There were motor car workers present from Germany, Spain, Poland, Austria, France and Hungary.
They had responded to the the European Metalworkers’ Federation (EMF) call for mobilisation and solidarity in the light of the current restructuring of GM Europe and the threat of closure of the Antwerp plant.
The EMF Trade Union Coordination Group for General Motors, chaired by EMF General Secretary Peter Scherrer, met in the morning to discuss future strategy and measures before joining the demonstration.
The march started at 1pm with the formation of a human chain between the plant’s East to West locker.
Speakers at the rally included Peter Scherrer, Klaus Franz, the Chairman of EEF (the GM European Works Council) and the leaders of the Belgian trade unions.

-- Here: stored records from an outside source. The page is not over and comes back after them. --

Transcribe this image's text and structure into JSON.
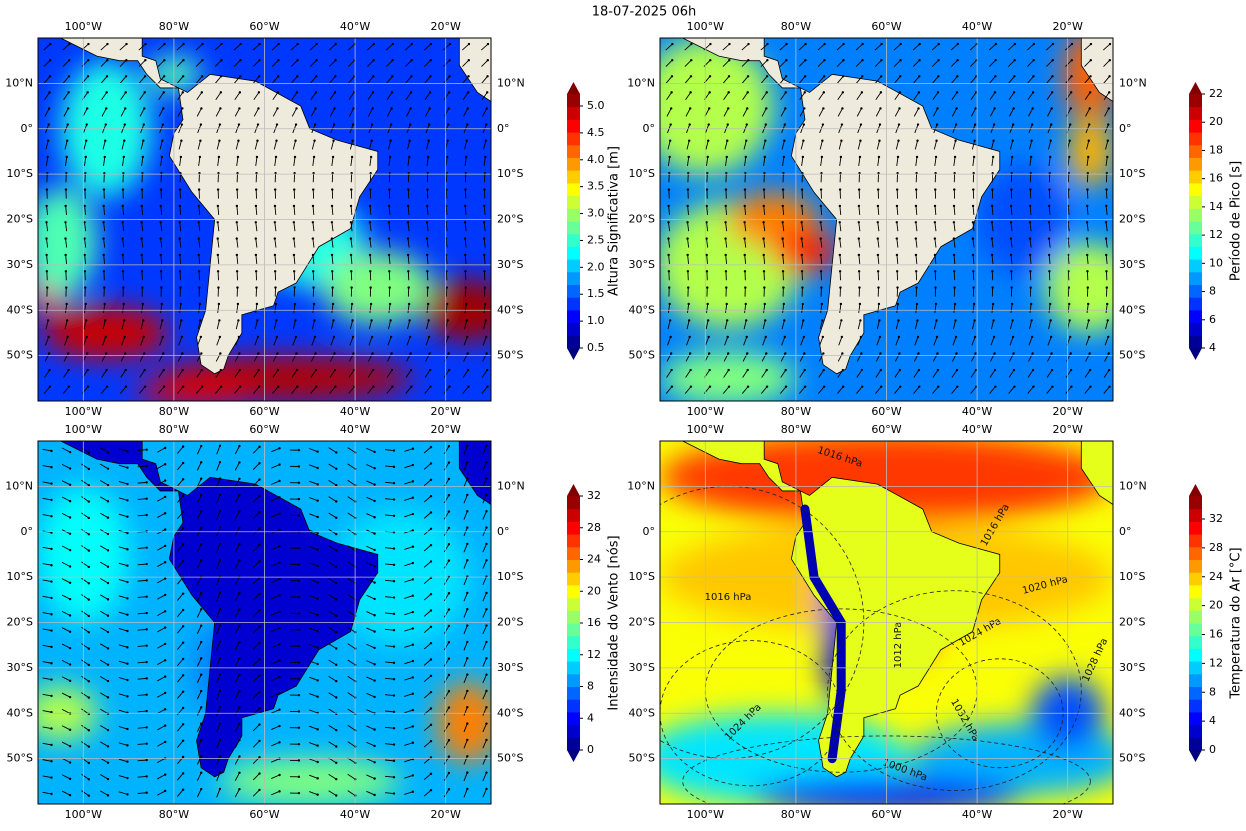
{
  "title": "18-07-2025 06h",
  "lon_labels": [
    "100°W",
    "80°W",
    "60°W",
    "40°W",
    "20°W"
  ],
  "lat_labels": [
    "10°N",
    "0°",
    "10°S",
    "20°S",
    "30°S",
    "40°S",
    "50°S"
  ],
  "panels": [
    {
      "colorbar": {
        "label": "Altura Significativa [m]",
        "ticks": [
          "0.5",
          "1.0",
          "1.5",
          "2.0",
          "2.5",
          "3.0",
          "3.5",
          "4.0",
          "4.5",
          "5.0"
        ]
      }
    },
    {
      "colorbar": {
        "label": "Período de Pico [s]",
        "ticks": [
          "4",
          "6",
          "8",
          "10",
          "12",
          "14",
          "16",
          "18",
          "20",
          "22"
        ]
      }
    },
    {
      "colorbar": {
        "label": "Intensidade do Vento [nós]",
        "ticks": [
          "0",
          "4",
          "8",
          "12",
          "16",
          "20",
          "24",
          "28",
          "32"
        ]
      }
    },
    {
      "colorbar": {
        "label": "Temperatura do Ar [°C]",
        "ticks": [
          "0",
          "4",
          "8",
          "12",
          "16",
          "20",
          "24",
          "28",
          "32"
        ]
      },
      "contour_labels": [
        "1016 hPa",
        "1016 hPa",
        "1016 hPa",
        "1020 hPa",
        "1024 hPa",
        "1012 hPa",
        "1028 hPa",
        "1024 hPa",
        "1032 hPa",
        "1000 hPa"
      ]
    }
  ]
}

Scherrer told the rally: ‘I am very glad to see so many workers and people here.
‘We welcome very warmly our colleagues from Spain, England, Germany, Poland, Hungary and France and of course the thousands of colleagues and friends from Belgium.
‘You are all here to support the colleagues in Opel Antwerp in their efforts to safeguard the future.
‘This is not only about a plant and the workers; it is about their families, the community and the future of the whole region.
‘We want the new management of Opel to show respect for the legitimate demands of all the European Opel workers.
‘We will address management again and again regarding our principle demands, which are: NO to the closure of plants and NO to forced redundancies!
‘We are here to show our solidarity with all the Antwerp colleagues. We stand together in fighting for our aims. We all know that when we do not fight for Antwerp today, tomorrow it will be Bochum, Luton, Zaragossa, etc.
‘We all know that if we do not stick together as firmly as possible we all will lose this fight.
‘We ask management to have a clear industrial concept that respects the need to save employment.
‘We ask for a clear commitment to social responsibility. We ask for fair and correct negotiations and no blackmailing.
‘We do not want to enter into a business game where one plant is played off against another, and where one worker is played off against another.
‘The future of Opel Europe is only possible when these principles are followed. That is what we are fighting for.
‘We need responsible behaviour from the governments and politicians.
‘We will not accept that workers are the hostages of political games. We want effective co-ordination of help, support and aid given to companies at European level.
‘We will not accept that some are the lucky ones while others have to suffer hardship just because their government is not willing to support companies.
‘It is time for a real European approach. Nationalistic rhetoric will not help; it is only by standing firmly together that we will win our fight.
‘Thank you all: Unity is our strength.’
Of the German plants Bochum is hit the hardest, with 2,000 workers expected to lose their jobs.
The staff at the Kaiserslautern-based Opel plant is to be cut by 460.
2,100 jobs are to be axed in the Spanish city of Zaragossa with some of the jobs transferred to Germany.
Magna is to shut down the Antwerp plant in Belgium axing 2,500 jobs, while 1,400 jobs are to be terminated in the UK.